Labour let PFI spew. Let's not forget that. My area is getting a £500m new hospital. The existing facility has an A&E Dept with no consultant oversight, no orthopaedic or surgical emergency facilities and the highest rates of unexpected death in the country. The tragedy will be the ludt and shift of incompetence.

What do you want — sympathy because you're earning £150k+ pa?

LexMitior · 29/11/2022 12:44

I think post COVID GPs see people with more mental health issues and anxiety. Some patients have very high expectations also, and then also you have people who are fundamentally okay but are engaging with doctors because of their own particular issues, such as loneliness, isolation, social stress. One thing that COVID did do was remove this last group from the lists. GPs have often been a kind of proxy social service for some people who aren't sick and that need has probably increased.

justasking111 · 29/11/2022 13:00

pattihews · 29/11/2022 12:41

What do you want — sympathy because you're earning £150k+ pa?

Unless you're a partner your income is a fraction of that. If you're a partner your overheads are high. In our surgery the senior partner in his sixties did have an easier ride he sheltered at home. The other partners worked harder trying to kick the old man into the 21st century. He was so resistant to online consultation, computer system upgrades. He only does a half day a week now.

Another surgery the partners packed in seeing patients years ago but they own the building so took the lions share. One died recently the other is a concierge doctor now. He's in his seventies.
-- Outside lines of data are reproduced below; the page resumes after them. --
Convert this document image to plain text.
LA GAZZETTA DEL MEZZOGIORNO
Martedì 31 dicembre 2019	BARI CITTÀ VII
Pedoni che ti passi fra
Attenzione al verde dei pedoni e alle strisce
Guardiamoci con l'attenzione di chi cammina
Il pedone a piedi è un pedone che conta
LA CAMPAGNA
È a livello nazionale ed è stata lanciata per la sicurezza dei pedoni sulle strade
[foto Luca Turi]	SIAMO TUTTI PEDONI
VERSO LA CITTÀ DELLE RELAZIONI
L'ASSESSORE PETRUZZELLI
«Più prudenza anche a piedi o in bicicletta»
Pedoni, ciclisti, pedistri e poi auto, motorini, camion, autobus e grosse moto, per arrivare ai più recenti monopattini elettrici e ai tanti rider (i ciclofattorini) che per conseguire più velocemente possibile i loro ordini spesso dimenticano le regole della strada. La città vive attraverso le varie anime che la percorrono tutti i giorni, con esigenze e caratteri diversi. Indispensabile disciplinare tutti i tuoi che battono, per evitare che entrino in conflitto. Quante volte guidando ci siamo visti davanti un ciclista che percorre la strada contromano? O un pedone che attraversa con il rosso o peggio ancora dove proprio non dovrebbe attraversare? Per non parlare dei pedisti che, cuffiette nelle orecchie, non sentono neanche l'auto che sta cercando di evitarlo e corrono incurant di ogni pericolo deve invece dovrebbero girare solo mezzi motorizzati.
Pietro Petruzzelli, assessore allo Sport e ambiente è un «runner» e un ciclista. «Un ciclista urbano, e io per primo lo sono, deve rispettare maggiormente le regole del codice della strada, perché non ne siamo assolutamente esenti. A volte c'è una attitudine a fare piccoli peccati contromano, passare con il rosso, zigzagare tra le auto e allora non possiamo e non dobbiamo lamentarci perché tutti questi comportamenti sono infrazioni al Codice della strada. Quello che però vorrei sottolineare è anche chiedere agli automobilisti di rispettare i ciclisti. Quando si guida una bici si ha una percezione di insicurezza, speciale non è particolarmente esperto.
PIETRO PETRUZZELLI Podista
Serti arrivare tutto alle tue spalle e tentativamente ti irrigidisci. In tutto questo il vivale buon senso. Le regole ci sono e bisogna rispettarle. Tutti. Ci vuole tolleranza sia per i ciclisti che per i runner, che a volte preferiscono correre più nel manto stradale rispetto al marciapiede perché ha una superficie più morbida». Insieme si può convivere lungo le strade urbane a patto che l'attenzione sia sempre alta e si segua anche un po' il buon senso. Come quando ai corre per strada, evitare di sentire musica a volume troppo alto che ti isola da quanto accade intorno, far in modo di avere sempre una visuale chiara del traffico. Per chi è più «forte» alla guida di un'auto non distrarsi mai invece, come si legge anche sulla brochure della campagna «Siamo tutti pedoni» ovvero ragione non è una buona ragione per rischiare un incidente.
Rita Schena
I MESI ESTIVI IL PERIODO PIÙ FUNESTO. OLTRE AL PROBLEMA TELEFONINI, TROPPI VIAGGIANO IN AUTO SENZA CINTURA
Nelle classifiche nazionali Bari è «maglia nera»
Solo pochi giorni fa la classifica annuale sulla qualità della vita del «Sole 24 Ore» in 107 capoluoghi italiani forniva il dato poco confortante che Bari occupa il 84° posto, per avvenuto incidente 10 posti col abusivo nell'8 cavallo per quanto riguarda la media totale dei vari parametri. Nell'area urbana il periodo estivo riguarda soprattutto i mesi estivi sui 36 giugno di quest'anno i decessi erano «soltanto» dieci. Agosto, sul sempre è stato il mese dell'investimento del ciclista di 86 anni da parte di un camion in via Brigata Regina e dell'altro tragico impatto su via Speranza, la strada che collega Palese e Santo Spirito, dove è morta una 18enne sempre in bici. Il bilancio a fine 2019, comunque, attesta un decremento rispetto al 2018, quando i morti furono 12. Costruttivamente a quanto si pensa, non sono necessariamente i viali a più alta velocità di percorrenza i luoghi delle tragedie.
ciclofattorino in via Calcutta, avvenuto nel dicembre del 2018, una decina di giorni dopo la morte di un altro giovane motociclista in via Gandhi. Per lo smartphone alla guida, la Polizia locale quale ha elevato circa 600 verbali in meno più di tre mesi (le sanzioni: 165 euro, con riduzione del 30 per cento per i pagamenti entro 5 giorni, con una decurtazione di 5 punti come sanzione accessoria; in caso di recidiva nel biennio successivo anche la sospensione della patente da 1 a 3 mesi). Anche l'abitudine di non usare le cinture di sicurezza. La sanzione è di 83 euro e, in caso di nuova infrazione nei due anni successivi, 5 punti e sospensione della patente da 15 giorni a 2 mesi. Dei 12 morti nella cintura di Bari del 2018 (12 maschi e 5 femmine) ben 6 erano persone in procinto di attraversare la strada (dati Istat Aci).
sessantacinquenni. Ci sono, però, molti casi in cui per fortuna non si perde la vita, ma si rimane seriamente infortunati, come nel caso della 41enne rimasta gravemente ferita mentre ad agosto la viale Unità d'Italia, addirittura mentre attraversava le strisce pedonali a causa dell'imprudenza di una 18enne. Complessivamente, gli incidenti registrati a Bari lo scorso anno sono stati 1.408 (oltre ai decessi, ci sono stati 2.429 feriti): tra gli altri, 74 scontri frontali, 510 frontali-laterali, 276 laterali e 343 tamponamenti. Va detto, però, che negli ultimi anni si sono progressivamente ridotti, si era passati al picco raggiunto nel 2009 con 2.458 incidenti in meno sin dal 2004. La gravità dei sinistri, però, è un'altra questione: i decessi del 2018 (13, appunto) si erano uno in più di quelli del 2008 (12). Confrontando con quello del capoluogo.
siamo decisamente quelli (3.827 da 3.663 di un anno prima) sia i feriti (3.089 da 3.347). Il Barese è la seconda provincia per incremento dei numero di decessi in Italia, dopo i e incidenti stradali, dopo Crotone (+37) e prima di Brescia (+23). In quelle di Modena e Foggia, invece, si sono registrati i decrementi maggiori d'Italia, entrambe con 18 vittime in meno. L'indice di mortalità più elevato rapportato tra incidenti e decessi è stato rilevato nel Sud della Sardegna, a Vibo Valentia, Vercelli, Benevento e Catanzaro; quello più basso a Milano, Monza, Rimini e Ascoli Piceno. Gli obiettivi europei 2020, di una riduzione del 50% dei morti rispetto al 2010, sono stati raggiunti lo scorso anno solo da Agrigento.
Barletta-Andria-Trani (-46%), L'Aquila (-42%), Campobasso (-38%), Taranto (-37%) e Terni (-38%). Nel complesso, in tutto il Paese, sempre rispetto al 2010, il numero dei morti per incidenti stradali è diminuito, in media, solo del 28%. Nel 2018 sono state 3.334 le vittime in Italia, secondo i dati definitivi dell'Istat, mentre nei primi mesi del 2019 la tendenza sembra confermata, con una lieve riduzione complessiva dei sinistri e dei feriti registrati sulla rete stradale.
I wonder if spouse, children can inherit the practice so the cash cow rumbles on for those families

Parker231 · 29/11/2022 13:04

These figures are from earlier this year and only relate to England
England has lost the equivalent of 279 fully qualified full time GPs from the workforce within the past year and 91 in the past month alone

The BMA said the loss of 91 doctors between December 2021 and January 2022 equated to more than 200,000 patients losing their GP in just a month. In the same period, data showed that the number of patients registered at general practices increased by 130 598.